From a test on a large dataset:
First run generating reconstruction of 922 images:
focal_from_exif: 13.5280120373
detect_features: 344.613101006
match_features: 4669.25260997
create_tracks: 129.082221985
reconstruct: 4923.34434319
mesh: 77.7916591167
Re run with no extra images:
focal_from_exif: 0.0260539054871
detect_features: 0.034029006958
match_features: 0.200579881668
create_tracks: 97.3890349865
reconstruct: 188.215790033
mesh: 79.0046401024
Re run with 15 extra images:
focal_from_exif: 0.240912914276
detect_features: 8.93757390976
match_features: 121.738699913
create_tracks: 104.183819056
reconstruct: 442.458048105
mesh: 81.0022370815
(incidentially, this was done on an old set I had used, and it looked like it ran a lot faster than last time - has opensfm had any recent changes that make it faster? or did something change on my end?)
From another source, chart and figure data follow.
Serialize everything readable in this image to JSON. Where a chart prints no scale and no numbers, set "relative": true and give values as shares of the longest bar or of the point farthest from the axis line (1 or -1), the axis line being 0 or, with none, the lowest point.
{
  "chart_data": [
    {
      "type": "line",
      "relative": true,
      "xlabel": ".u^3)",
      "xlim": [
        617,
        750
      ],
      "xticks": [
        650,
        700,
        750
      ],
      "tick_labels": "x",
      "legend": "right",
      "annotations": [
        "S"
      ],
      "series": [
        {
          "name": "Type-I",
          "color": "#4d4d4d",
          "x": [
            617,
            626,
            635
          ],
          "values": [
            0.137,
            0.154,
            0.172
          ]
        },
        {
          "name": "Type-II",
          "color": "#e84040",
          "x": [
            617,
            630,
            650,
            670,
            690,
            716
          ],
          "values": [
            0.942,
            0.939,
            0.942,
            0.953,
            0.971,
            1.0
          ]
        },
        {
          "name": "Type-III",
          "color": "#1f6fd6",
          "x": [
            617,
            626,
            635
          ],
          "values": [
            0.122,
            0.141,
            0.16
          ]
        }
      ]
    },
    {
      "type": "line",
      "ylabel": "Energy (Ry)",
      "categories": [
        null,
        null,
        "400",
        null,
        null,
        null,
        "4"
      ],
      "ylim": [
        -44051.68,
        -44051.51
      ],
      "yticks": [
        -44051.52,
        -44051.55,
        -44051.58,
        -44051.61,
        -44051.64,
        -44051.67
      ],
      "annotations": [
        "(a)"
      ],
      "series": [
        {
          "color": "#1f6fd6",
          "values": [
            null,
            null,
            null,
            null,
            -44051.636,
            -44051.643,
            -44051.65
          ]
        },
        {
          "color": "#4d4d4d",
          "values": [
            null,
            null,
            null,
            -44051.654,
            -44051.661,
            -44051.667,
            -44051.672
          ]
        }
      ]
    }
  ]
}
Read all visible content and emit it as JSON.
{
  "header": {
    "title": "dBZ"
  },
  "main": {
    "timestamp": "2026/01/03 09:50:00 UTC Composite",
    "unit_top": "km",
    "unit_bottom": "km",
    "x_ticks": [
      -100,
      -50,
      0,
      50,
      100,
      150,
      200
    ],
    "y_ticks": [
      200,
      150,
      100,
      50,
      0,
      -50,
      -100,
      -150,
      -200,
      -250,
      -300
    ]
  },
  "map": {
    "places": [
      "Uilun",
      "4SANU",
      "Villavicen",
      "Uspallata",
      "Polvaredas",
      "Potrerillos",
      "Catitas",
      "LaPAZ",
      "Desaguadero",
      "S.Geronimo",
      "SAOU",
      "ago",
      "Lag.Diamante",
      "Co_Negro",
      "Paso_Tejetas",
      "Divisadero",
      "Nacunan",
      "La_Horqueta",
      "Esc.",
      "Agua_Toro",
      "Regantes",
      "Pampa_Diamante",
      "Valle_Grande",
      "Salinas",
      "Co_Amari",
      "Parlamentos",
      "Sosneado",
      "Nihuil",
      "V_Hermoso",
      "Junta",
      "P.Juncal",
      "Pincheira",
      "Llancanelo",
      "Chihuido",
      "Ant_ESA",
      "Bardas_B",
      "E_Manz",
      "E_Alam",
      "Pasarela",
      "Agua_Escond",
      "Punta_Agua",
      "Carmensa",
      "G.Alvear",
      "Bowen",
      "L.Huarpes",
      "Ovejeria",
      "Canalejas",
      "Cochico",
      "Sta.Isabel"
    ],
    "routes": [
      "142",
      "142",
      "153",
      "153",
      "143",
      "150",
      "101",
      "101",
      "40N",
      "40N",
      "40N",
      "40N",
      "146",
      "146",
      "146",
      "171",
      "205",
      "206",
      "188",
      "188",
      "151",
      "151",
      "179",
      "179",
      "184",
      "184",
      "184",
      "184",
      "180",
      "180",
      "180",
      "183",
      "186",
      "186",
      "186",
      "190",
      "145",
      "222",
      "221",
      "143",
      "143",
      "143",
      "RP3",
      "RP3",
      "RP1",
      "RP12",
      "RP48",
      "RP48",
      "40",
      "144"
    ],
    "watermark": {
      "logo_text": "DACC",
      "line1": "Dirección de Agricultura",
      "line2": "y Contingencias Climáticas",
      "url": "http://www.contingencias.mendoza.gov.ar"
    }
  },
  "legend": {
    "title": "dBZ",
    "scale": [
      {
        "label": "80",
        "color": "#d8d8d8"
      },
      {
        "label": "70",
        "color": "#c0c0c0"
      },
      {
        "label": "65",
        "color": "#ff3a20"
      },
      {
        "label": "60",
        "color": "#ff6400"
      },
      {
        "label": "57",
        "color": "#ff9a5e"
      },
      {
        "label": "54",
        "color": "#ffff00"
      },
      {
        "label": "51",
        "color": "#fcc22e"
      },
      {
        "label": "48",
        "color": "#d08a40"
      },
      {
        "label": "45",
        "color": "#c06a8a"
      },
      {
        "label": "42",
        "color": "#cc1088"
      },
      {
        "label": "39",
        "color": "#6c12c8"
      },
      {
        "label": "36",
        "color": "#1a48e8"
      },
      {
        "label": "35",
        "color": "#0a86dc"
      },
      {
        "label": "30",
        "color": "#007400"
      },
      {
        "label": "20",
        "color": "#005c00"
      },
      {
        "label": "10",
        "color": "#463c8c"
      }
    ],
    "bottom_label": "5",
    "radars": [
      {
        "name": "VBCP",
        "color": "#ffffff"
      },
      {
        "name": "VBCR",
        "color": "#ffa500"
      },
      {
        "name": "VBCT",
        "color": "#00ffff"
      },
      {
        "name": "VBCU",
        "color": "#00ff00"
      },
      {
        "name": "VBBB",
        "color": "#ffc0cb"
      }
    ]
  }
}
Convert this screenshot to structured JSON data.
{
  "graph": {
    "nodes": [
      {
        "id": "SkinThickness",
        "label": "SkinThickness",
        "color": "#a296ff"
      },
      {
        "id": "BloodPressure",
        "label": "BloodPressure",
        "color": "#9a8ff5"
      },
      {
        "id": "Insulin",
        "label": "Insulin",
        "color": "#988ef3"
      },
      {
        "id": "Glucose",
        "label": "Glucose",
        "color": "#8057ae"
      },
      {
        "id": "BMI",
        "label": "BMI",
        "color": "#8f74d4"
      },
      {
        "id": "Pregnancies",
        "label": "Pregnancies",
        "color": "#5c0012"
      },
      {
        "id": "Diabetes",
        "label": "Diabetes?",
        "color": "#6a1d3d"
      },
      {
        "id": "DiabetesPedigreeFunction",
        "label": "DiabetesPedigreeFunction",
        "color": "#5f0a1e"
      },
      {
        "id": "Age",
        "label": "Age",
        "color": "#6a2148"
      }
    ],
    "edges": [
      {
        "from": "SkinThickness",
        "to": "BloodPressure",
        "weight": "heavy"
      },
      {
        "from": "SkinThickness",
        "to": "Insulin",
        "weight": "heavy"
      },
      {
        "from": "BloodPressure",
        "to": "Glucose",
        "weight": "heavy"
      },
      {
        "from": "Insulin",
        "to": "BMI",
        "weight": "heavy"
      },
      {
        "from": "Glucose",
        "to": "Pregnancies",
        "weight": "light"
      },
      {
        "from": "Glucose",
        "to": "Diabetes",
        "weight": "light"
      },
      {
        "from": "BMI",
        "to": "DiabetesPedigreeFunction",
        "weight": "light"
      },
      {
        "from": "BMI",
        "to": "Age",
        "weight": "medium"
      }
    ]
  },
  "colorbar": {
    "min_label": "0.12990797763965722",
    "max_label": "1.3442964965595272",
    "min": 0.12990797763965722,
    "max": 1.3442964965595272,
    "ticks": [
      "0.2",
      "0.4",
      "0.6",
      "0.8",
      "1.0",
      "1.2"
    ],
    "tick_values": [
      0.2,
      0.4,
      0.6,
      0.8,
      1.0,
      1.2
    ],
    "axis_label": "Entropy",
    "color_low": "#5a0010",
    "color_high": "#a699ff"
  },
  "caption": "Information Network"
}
There are still some bits that will be slower with larger reconstructions.
Problems:
It might result in unexpected behaviour, if you change the images/config, and it doesn't take this into account but uses the already saved results. detect_features already did this, so this change may be an improvement as it makes it more obvious that stuff is not being recalculated (and that you should use clean command to do a new build).
Thoughts? If the approach looks vaguely sensible (the way I'm saving things in create_tracks is maybe not very nice at the moment), and you'd be happy for this to go into master, I can tidy things up/make high level improvements. I'd then appreciate someone thinking about the changes/asking questions reasonably carefully to make sure things work as I think they do.